Sometimes President Obama has to kill American citizens with robots. But despite what you've seen in pseudo-historically accurate films like Zero Dark Thirty and Expendables 2, there is a lengthy, sterile, heavily footnoted process to murdering a human who is protected by the Constitution, and today we know what that is. NBC News has obtained a memo written by the Justice Department to members of Congress that states that the president can order the killing of an American citizen if they are suspected to be "senior operational leaders" of Al Qaeda or "an associated force," even if there is no information that they may be plotting an attack on the U.S.
The document that outlines how "an informed, high-level official of the U.S. government" can commit murder, which at 16 pages [PDF] is shorter than a term paper you wrote about The Wasteland, was originally distributed to members of the Senate Intelligence and Judiciary Committees last summer.
Much of what is in the document was stated by Attorney General Eric Holder during a speech to Northwestern University law students: "targeted individuals" must pose "an imminent threat of violent attack against the United States," capture must be "infeasible," and "the operation is conducted in a manner consistent with the four fundamental principles of the laws of war governing the use of force."
But the document, which is merely a "white paper" summary, not an official Justice Department legal memorandum, also fires a hellfire missile into Merriam Webster's word-bunker.
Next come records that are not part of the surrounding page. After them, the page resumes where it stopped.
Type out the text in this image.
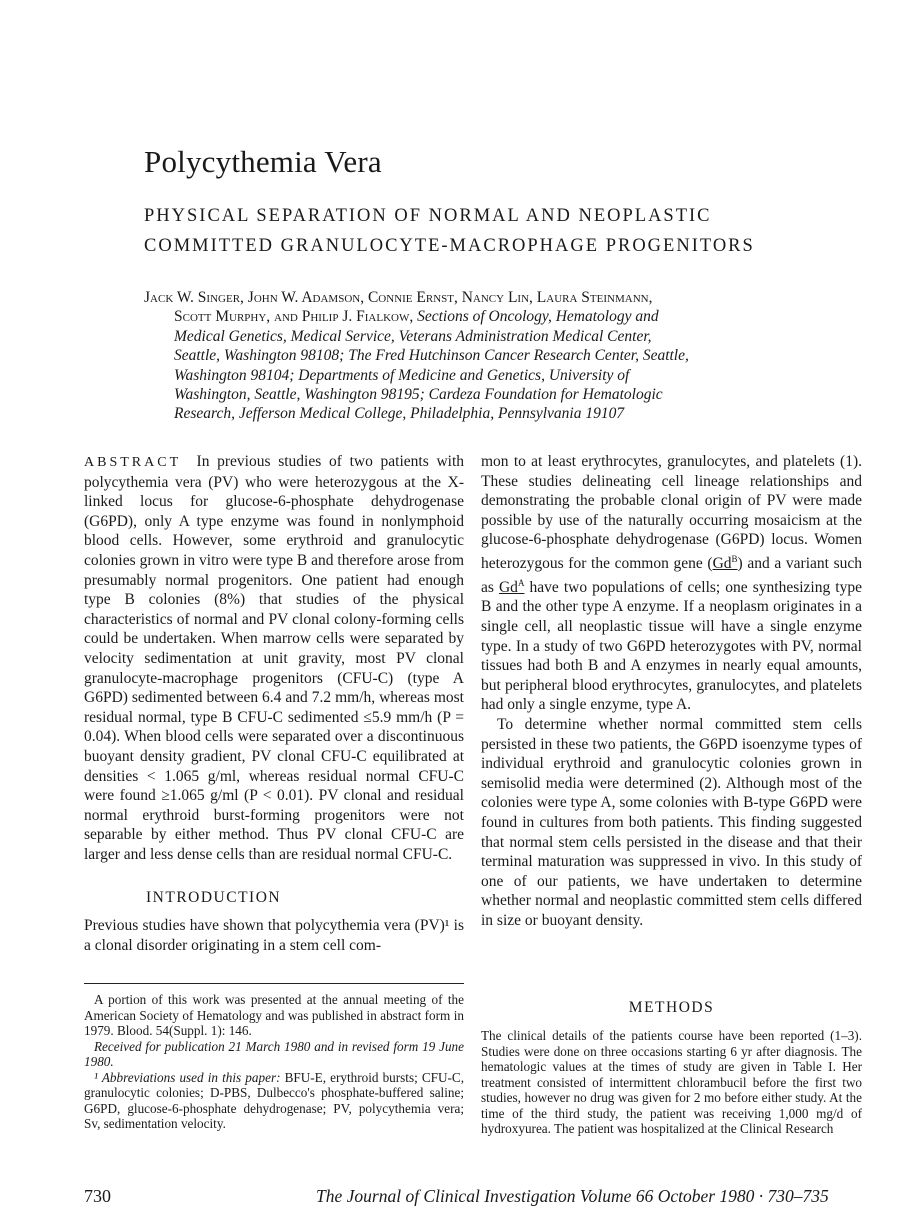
Polycythemia Vera
PHYSICAL SEPARATION OF NORMAL AND NEOPLASTIC
COMMITTED GRANULOCYTE-MACROPHAGE PROGENITORS
Jack W. Singer, John W. Adamson, Connie Ernst, Nancy Lin, Laura Steinmann,
Scott Murphy, and Philip J. Fialkow, Sections of Oncology, Hematology and
Medical Genetics, Medical Service, Veterans Administration Medical Center,
Seattle, Washington 98108; The Fred Hutchinson Cancer Research Center, Seattle,
Washington 98104; Departments of Medicine and Genetics, University of
Washington, Seattle, Washington 98195; Cardeza Foundation for Hematologic
Research, Jefferson Medical College, Philadelphia, Pennsylvania 19107

ABSTRACT In previous studies of two patients with polycythemia vera (PV) who were heterozygous at the X-linked locus for glucose-6-phosphate dehydrogenase (G6PD), only A type enzyme was found in nonlymphoid blood cells. However, some erythroid and granulocytic colonies grown in vitro were type B and therefore arose from presumably normal progenitors. One patient had enough type B colonies (8%) that studies of the physical characteristics of normal and PV clonal colony-forming cells could be undertaken. When marrow cells were separated by velocity sedimentation at unit gravity, most PV clonal granulocyte-macrophage progenitors (CFU-C) (type A G6PD) sedimented between 6.4 and 7.2 mm/h, whereas most residual normal, type B CFU-C sedimented ≤5.9 mm/h (P = 0.04). When blood cells were separated over a discontinuous buoyant density gradient, PV clonal CFU-C equilibrated at densities < 1.065 g/ml, whereas residual normal CFU-C were found ≥1.065 g/ml (P < 0.01). PV clonal and residual normal erythroid burst-forming progenitors were not separable by either method. Thus PV clonal CFU-C are larger and less dense cells than are residual normal CFU-C.

INTRODUCTION

Previous studies have shown that polycythemia vera (PV)¹ is a clonal disorder originating in a stem cell com-

A portion of this work was presented at the annual meeting of the American Society of Hematology and was published in abstract form in 1979. Blood. 54(Suppl. 1): 146.

Received for publication 21 March 1980 and in revised form 19 June 1980.

¹ Abbreviations used in this paper: BFU-E, erythroid bursts; CFU-C, granulocytic colonies; D-PBS, Dulbecco's phosphate-buffered saline; G6PD, glucose-6-phosphate dehydrogenase; PV, polycythemia vera; Sv, sedimentation velocity.

mon to at least erythrocytes, granulocytes, and platelets (1). These studies delineating cell lineage relationships and demonstrating the probable clonal origin of PV were made possible by use of the naturally occurring mosaicism at the glucose-6-phosphate dehydrogenase (G6PD) locus. Women heterozygous for the common gene $(Gd^B)$ and a variant such as $Gd^A$ have two populations of cells; one synthesizing type B and the other type A enzyme. If a neoplasm originates in a single cell, all neoplastic tissue will have a single enzyme type. In a study of two G6PD heterozygotes with PV, normal tissues had both B and A enzymes in nearly equal amounts, but peripheral blood erythrocytes, granulocytes, and platelets had only a single enzyme, type A.

To determine whether normal committed stem cells persisted in these two patients, the G6PD isoenzyme types of individual erythroid and granulocytic colonies grown in semisolid media were determined (2). Although most of the colonies were type A, some colonies with B-type G6PD were found in cultures from both patients. This finding suggested that normal stem cells persisted in the disease and that their terminal maturation was suppressed in vivo. In this study of one of our patients, we have undertaken to determine whether normal and neoplastic committed stem cells differed in size or buoyant density.

METHODS

The clinical details of the patients course have been reported (1–3). Studies were done on three occasions starting 6 yr after diagnosis. The hematologic values at the times of study are given in Table I. Her treatment consisted of intermittent chlorambucil before the first two studies, however no drug was given for 2 mo before either study. At the time of the third study, the patient was receiving 1,000 mg/d of hydroxyurea. The patient was hospitalized at the Clinical Research

730	The Journal of Clinical Investigation Volume 66 October 1980 · 730–735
According to ACLU deputy legal director Jameel Jaffer, the opinion “redefines the word imminence in a way that deprives the word of its ordinary meaning.” But who's to say whether "imminence" means "about to happen" or "ready to take place" or "when Mr. President shoots a clay pigeon with the face of a "targeted individual" painted on it?"
And don't worry, these killings aren't legally-prohibited assassinations either. Sure, they may sound like the president is "injuring or destroying unexpectedly and treacherously," but it's self-defense.
“A lawful killing in self-defense is not an assassination,” the white paper reads. “In the Department’s view, a lethal operation conducted against a U.S. citizen whose conduct poses an imminent threat of violent attack against the United States would be a legitimate act of national self-defense that would not violate the assassination ban.
Besides, this document isn't even the real legal opinion of the Justice Department's Office of Legal Counsel—surely those documents are less "chilling" to the Constitution.
Tracy Schmaler, a Justice Department spokeswoman, declined to comment to NBC about the document.
The spokeswoman...instead pointed to public speeches by what she called a “parade” of administration officials, including [John] Brennan, Holder, former State Department Legal Adviser Harold Koh and former Defense Department General Counsel Jeh Johnson that she said outlined the “legal framework” for such operations.
Brennan, who was complicit with the torture conducted at CIA black sites during the Bush administration and is President Obama's current nomination for CIA Director, is about to enter his Senate confirmation hearings. Jeh Johnson just left his post as the Defense Department's general counsel, during which he told us that Martin Luther King, Jr. would support the wars in Iraq and Afghanistan.
Wonder if a murdered American citizen would support the legal reasoning behind the government murdering American citizens?